Les juges ont estimé que le rôle du gouvernement britannique dans ce projet multinational relevait de la politique d’État, et n’était donc pas susceptible d’intervention judiciaire, même face aux inquiétudes concernant l’utilisation de ces appareils dans la bande de Gaza.

Al-Haq soutenait que des pièces fabriquées au Royaume-Uni, incorporées dans la flotte israélienne de F-35, pourraient être liées à des violations du droit international humanitaire. Toutefois, dans un jugement conjoint rendu par Lord Justice Males et Mrs Justice Steyn, la cour a conclu que l’affaire relevait clairement de la discrétion de l’exécutif.

« Il ne s’agit pas de décider si le Royaume-Uni doit fournir des armes à Israël. Cette décision appartient au Secrétaire d’État », ont écrit les juges. « L’affaire porte plutôt sur une question beaucoup plus ciblée… savoir si la cour peut ordonner que le Royaume-Uni se retire d’une coopération multilatérale de défense spécifique. »

Le programme F-35 regroupe les États-Unis, Israël et plusieurs partenaires de l’OTAN. Il fonctionne à la fois comme une entreprise conjointe de logistique et de fabrication. Le Royaume-Uni fournit des composants intégrés à un système commun dont les nations participantes, dont Israël, s’approvisionnent pour la maintenance et les opérations aériennes.

La défense du gouvernement s’appuyait sur les conséquences en matière de sécurité nationale et internationale d’un retrait éventuel du programme. « Suspendre ces licences perturberait une chaîne d’approvisionnement mondiale, minerait la confiance des États-Unis envers le Royaume-Uni et l’OTAN, et affecterait la sécurité internationale », a fait valoir le ministère du Commerce et de l’Industrie.

La Haute Cour a adopté cet argumentaire, concluant que toute décision de retrait du programme F-35 constitue « une affaire relevant de l’exécutif… et non des tribunaux ».

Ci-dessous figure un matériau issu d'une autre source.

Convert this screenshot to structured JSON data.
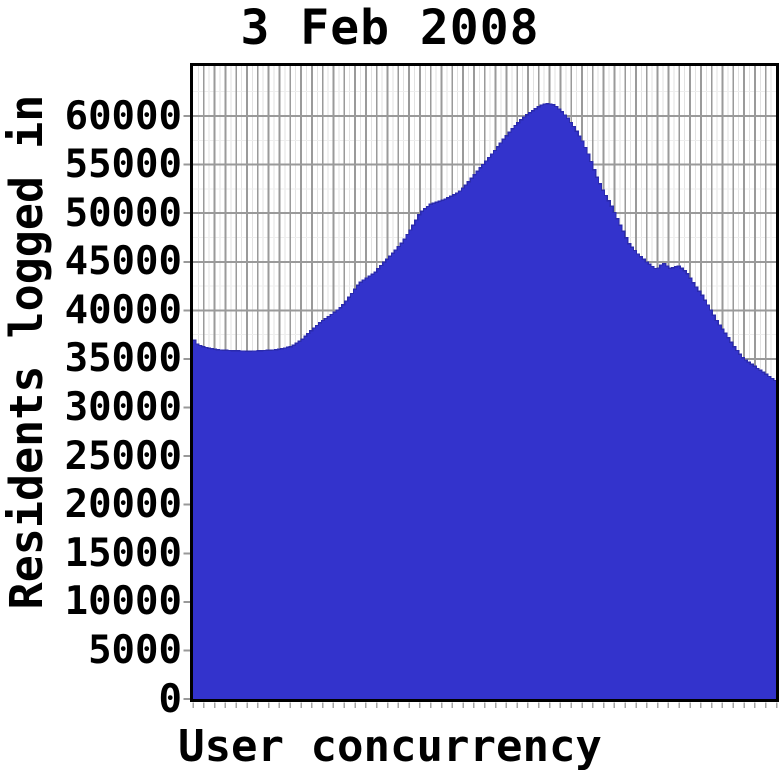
{
  "page": {
    "background": "#ffffff"
  },
  "colors": {
    "frame": "#000000",
    "grid_major": "#9a9a9a",
    "grid_minor_v": "#e2e2e2",
    "grid_minor_h": "#ededed",
    "tick": "#999999",
    "bottom_tick": "#a6a6a6",
    "area_fill": "#3333cc",
    "area_edge": "#2a2aad",
    "plot_background": "#ffffff",
    "text": "#000000"
  },
  "chart_data": {
    "type": "area",
    "title": "3 Feb 2008",
    "xlabel": "User concurrency",
    "ylabel": "Residents logged in",
    "ylim": [
      0,
      65000
    ],
    "yticks": [
      0,
      5000,
      10000,
      15000,
      20000,
      25000,
      30000,
      35000,
      40000,
      45000,
      50000,
      55000,
      60000
    ],
    "x_tick_labels": [],
    "grid": {
      "horizontal_major": true,
      "vertical_minor": true,
      "style": "fine gray grid on white"
    },
    "legend": "none",
    "peak_value_approx": 61300,
    "start_value_approx": 37100,
    "end_value_approx": 32700,
    "series": [
      {
        "name": "Residents logged in",
        "fill_color": "#3333cc",
        "points_format": "[x_percent_of_axis, residents]",
        "points": [
          [
            0,
            37100
          ],
          [
            0.8,
            36500
          ],
          [
            2.0,
            36200
          ],
          [
            4.2,
            35950
          ],
          [
            6.8,
            35850
          ],
          [
            9.3,
            35800
          ],
          [
            11.9,
            35850
          ],
          [
            14.4,
            35950
          ],
          [
            17.0,
            36300
          ],
          [
            18.7,
            37000
          ],
          [
            20.4,
            38000
          ],
          [
            22.1,
            38900
          ],
          [
            23.8,
            39600
          ],
          [
            25.5,
            40400
          ],
          [
            27.2,
            41700
          ],
          [
            28.5,
            42800
          ],
          [
            29.9,
            43400
          ],
          [
            31.2,
            43900
          ],
          [
            32.8,
            45000
          ],
          [
            34.3,
            45900
          ],
          [
            36.0,
            47100
          ],
          [
            37.7,
            48700
          ],
          [
            39.0,
            50100
          ],
          [
            40.7,
            50900
          ],
          [
            42.6,
            51300
          ],
          [
            44.5,
            51800
          ],
          [
            45.8,
            52300
          ],
          [
            47.2,
            53200
          ],
          [
            48.7,
            54300
          ],
          [
            50.3,
            55400
          ],
          [
            51.8,
            56500
          ],
          [
            53.5,
            57800
          ],
          [
            55.2,
            59000
          ],
          [
            56.9,
            60000
          ],
          [
            58.6,
            60700
          ],
          [
            59.9,
            61200
          ],
          [
            61.0,
            61300
          ],
          [
            62.0,
            61100
          ],
          [
            63.0,
            60600
          ],
          [
            64.2,
            59800
          ],
          [
            65.4,
            58800
          ],
          [
            66.7,
            57500
          ],
          [
            67.9,
            55900
          ],
          [
            69.1,
            53900
          ],
          [
            70.3,
            52300
          ],
          [
            71.6,
            50900
          ],
          [
            73.0,
            49100
          ],
          [
            74.7,
            46900
          ],
          [
            76.4,
            45700
          ],
          [
            78.1,
            44800
          ],
          [
            79.5,
            44200
          ],
          [
            80.6,
            44900
          ],
          [
            81.8,
            44300
          ],
          [
            83.2,
            44600
          ],
          [
            84.6,
            43900
          ],
          [
            85.9,
            42700
          ],
          [
            87.3,
            41500
          ],
          [
            88.6,
            40200
          ],
          [
            90.0,
            38700
          ],
          [
            91.3,
            37600
          ],
          [
            92.7,
            36300
          ],
          [
            94.1,
            35200
          ],
          [
            95.4,
            34600
          ],
          [
            96.8,
            34000
          ],
          [
            98.1,
            33500
          ],
          [
            99.2,
            33000
          ],
          [
            100,
            32700
          ]
        ]
      }
    ]
  }
}
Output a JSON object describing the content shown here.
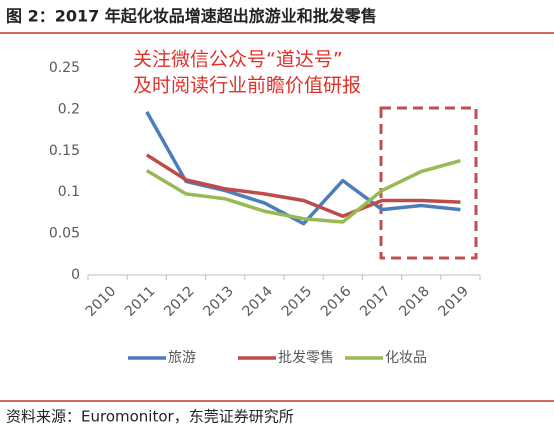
{
  "chart_data": {
    "type": "line",
    "title": "图 2：2017 年起化妆品增速超出旅游业和批发零售",
    "annotations": [
      "关注微信公众号“道达号”",
      "及时阅读行业前瞻价值研报"
    ],
    "source": "资料来源：Euromonitor，东莞证券研究所",
    "categories": [
      "2010",
      "2011",
      "2012",
      "2013",
      "2014",
      "2015",
      "2016",
      "2017",
      "2018",
      "2019"
    ],
    "series": [
      {
        "name": "旅游",
        "color": "#4a7ebb",
        "values": [
          null,
          0.197,
          0.113,
          0.102,
          0.087,
          0.062,
          0.114,
          0.079,
          0.084,
          0.079
        ]
      },
      {
        "name": "批发零售",
        "color": "#be4b48",
        "values": [
          null,
          0.145,
          0.115,
          0.104,
          0.098,
          0.09,
          0.071,
          0.09,
          0.09,
          0.088
        ]
      },
      {
        "name": "化妆品",
        "color": "#98b954",
        "values": [
          null,
          0.126,
          0.098,
          0.092,
          0.077,
          0.068,
          0.064,
          0.102,
          0.125,
          0.138
        ]
      }
    ],
    "ylim": [
      0,
      0.25
    ],
    "yticks": [
      0,
      0.05,
      0.1,
      0.15,
      0.2,
      0.25
    ],
    "grid": false
  }
}
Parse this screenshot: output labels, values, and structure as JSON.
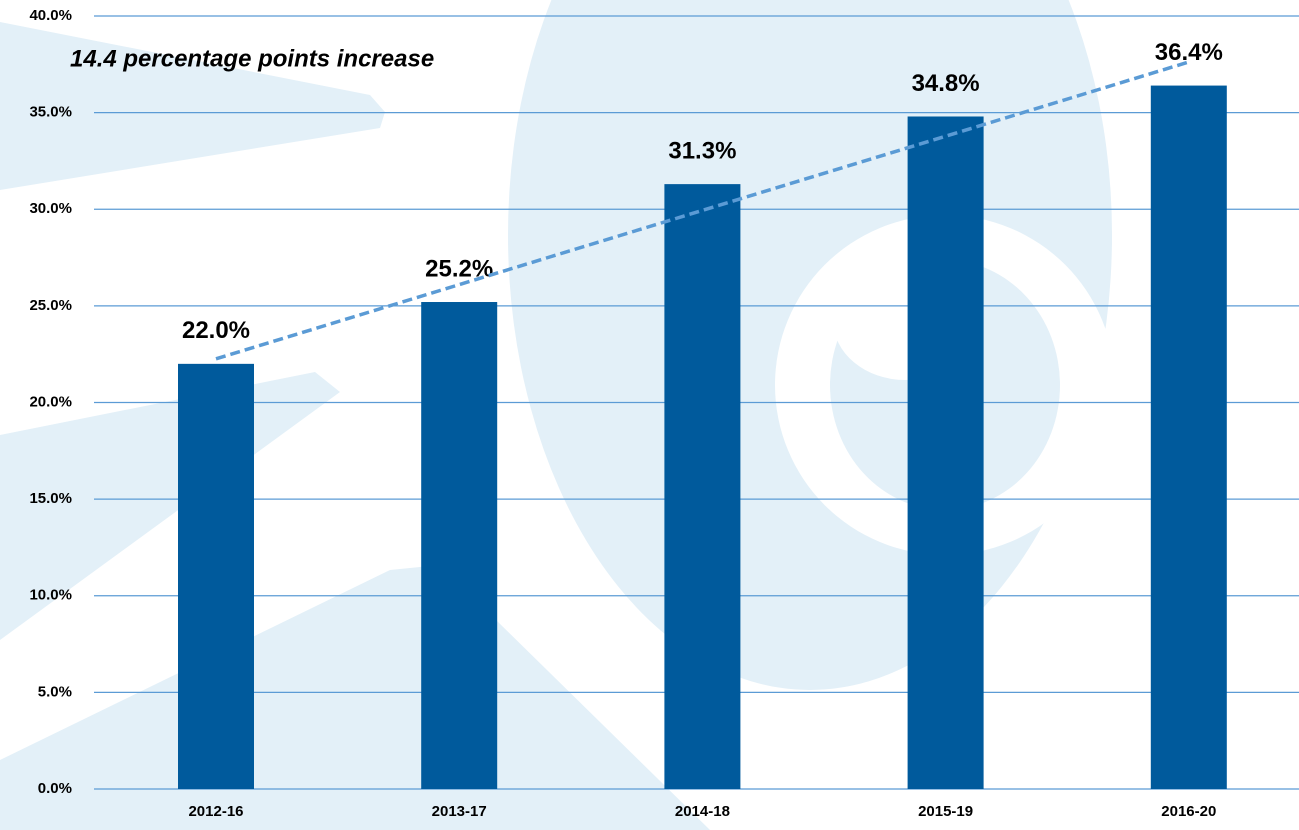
{
  "chart_data": {
    "type": "bar",
    "annotation": "14.4 percentage points increase",
    "categories": [
      "2012-16",
      "2013-17",
      "2014-18",
      "2015-19",
      "2016-20"
    ],
    "values": [
      22.0,
      25.2,
      31.3,
      34.8,
      36.4
    ],
    "value_labels": [
      "22.0%",
      "25.2%",
      "31.3%",
      "34.8%",
      "36.4%"
    ],
    "color": "#005a9c",
    "ylim": [
      0,
      40
    ],
    "yticks": [
      {
        "value": 0,
        "label": "0.0%"
      },
      {
        "value": 5,
        "label": "5.0%"
      },
      {
        "value": 10,
        "label": "10.0%"
      },
      {
        "value": 15,
        "label": "15.0%"
      },
      {
        "value": 20,
        "label": "20.0%"
      },
      {
        "value": 25,
        "label": "25.0%"
      },
      {
        "value": 30,
        "label": "30.0%"
      },
      {
        "value": 35,
        "label": "35.0%"
      },
      {
        "value": 40,
        "label": "40.0%"
      }
    ],
    "grid": true,
    "trendline": true,
    "trendline_color": "#5b9bd5"
  }
}
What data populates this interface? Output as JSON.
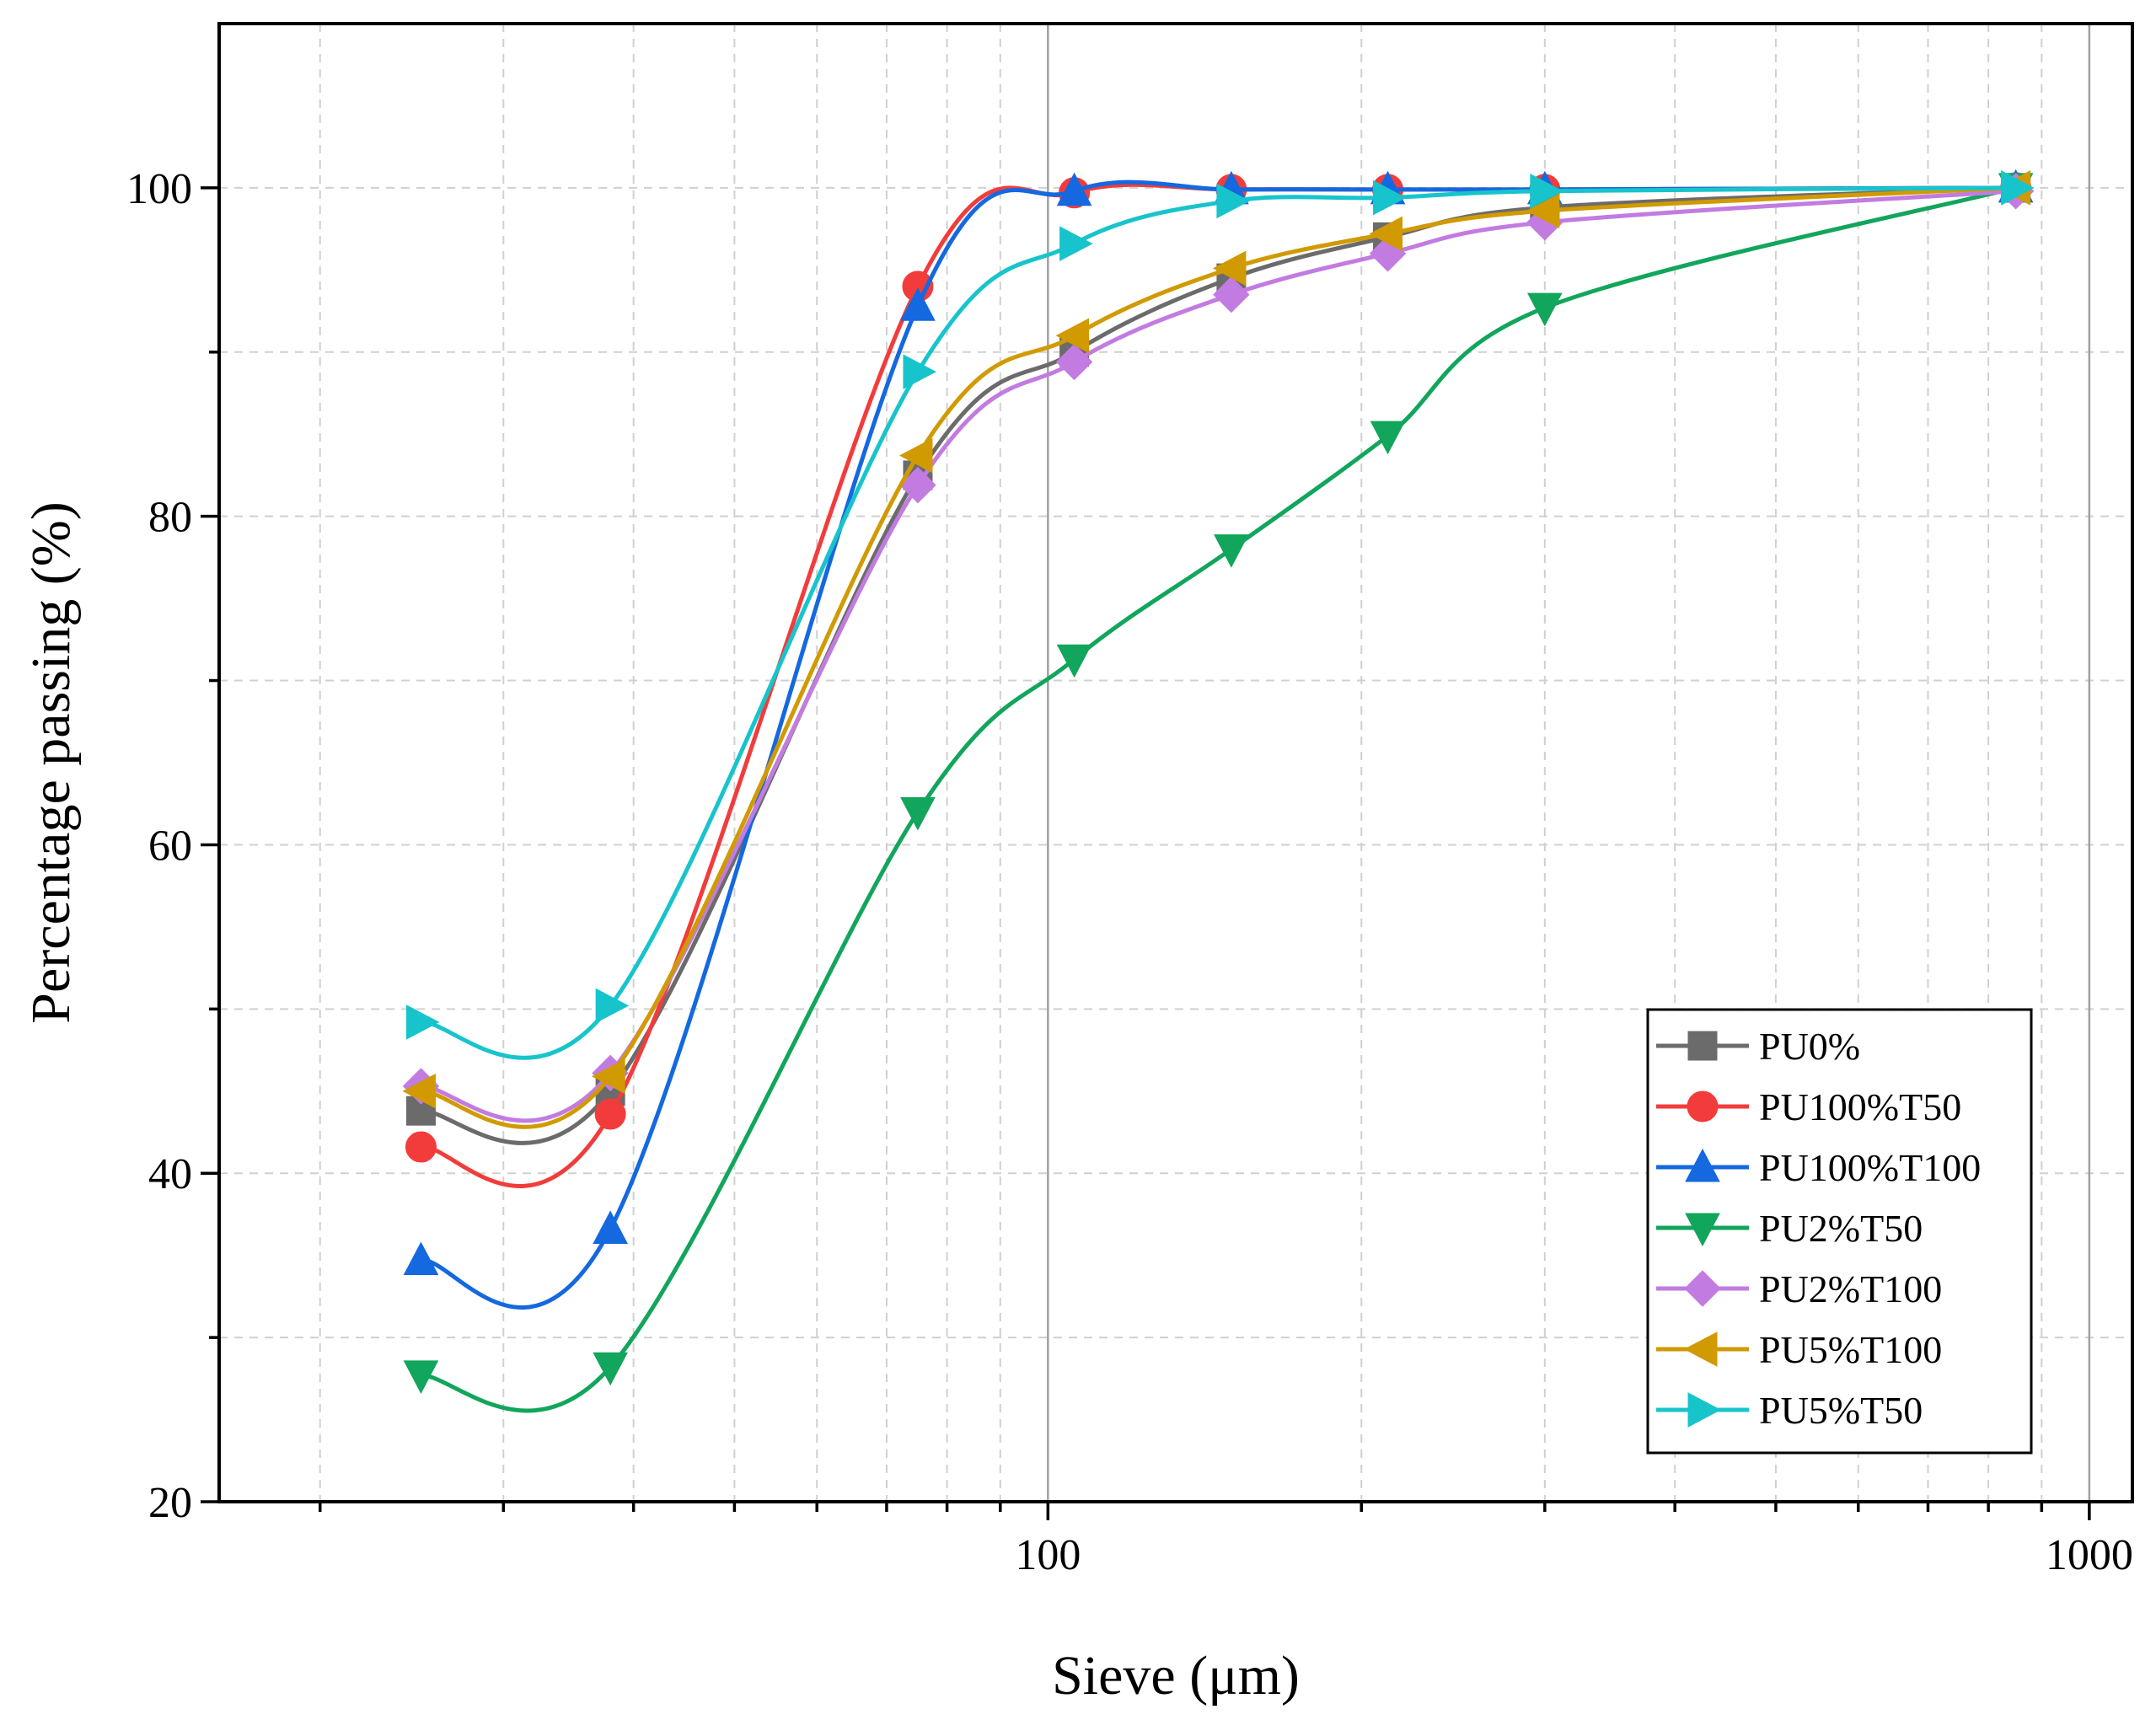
{
  "chart_data": {
    "type": "line",
    "title": "",
    "xlabel": "Sieve (μm)",
    "ylabel": "Percentage passing (%)",
    "xscale": "log",
    "xlim": [
      16,
      1100
    ],
    "ylim": [
      20,
      110
    ],
    "x_ticks": [
      100,
      1000
    ],
    "x_tick_labels": [
      "100",
      "1000"
    ],
    "y_ticks": [
      20,
      40,
      60,
      80,
      100
    ],
    "y_tick_labels": [
      "20",
      "40",
      "60",
      "80",
      "100"
    ],
    "grid": true,
    "legend_position": "bottom-right",
    "x": [
      25,
      38,
      75,
      106,
      150,
      212,
      300,
      850
    ],
    "series": [
      {
        "name": "PU0%",
        "marker": "square",
        "color": "#6b6b6b",
        "values": [
          43.8,
          45.0,
          82.5,
          90.0,
          94.5,
          97.0,
          98.8,
          100.0
        ]
      },
      {
        "name": "PU100%T50",
        "marker": "circle",
        "color": "#f23c3c",
        "values": [
          41.6,
          43.6,
          94.0,
          99.7,
          99.9,
          99.9,
          99.9,
          100.0
        ]
      },
      {
        "name": "PU100%T100",
        "marker": "triangle-up",
        "color": "#1468e0",
        "values": [
          34.7,
          36.6,
          92.8,
          99.8,
          99.9,
          99.9,
          99.9,
          100.0
        ]
      },
      {
        "name": "PU2%T50",
        "marker": "triangle-down",
        "color": "#12a55c",
        "values": [
          27.7,
          28.2,
          62.0,
          71.3,
          78.0,
          84.9,
          92.7,
          100.0
        ]
      },
      {
        "name": "PU2%T100",
        "marker": "diamond",
        "color": "#c27be0",
        "values": [
          45.3,
          46.1,
          81.9,
          89.4,
          93.5,
          96.0,
          97.9,
          99.8
        ]
      },
      {
        "name": "PU5%T100",
        "marker": "triangle-left",
        "color": "#d19a00",
        "values": [
          45.0,
          45.9,
          83.7,
          91.0,
          95.1,
          97.2,
          98.6,
          100.0
        ]
      },
      {
        "name": "PU5%T50",
        "marker": "triangle-right",
        "color": "#18c4cc",
        "values": [
          49.2,
          50.2,
          88.8,
          96.6,
          99.2,
          99.4,
          99.8,
          100.0
        ]
      }
    ]
  }
}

Al-Haq, soutenue par le groupe de défense juridique GLAN et représentée par le cabinet Bindmans LLP, a exprimé sa déception. « C’est un revers regrettable après une longue bataille », a déclaré Jennine Walker de GLAN, « mais ce n’est pas la fin ». Le groupe envisage un recours en appel.

Le gouvernement avait auparavant suspendu plusieurs dizaines de licences individuelles d’exportation vers Israël, tout en maintenant sa participation au programme F-35, invoquant les implications stratégiques liées à une cessation d’activité dans ce cadre multilatéral global.

« Une fois la véritable nature de la question identifiée, il est clair que la plainte doit être rejetée », ont conclu les juges.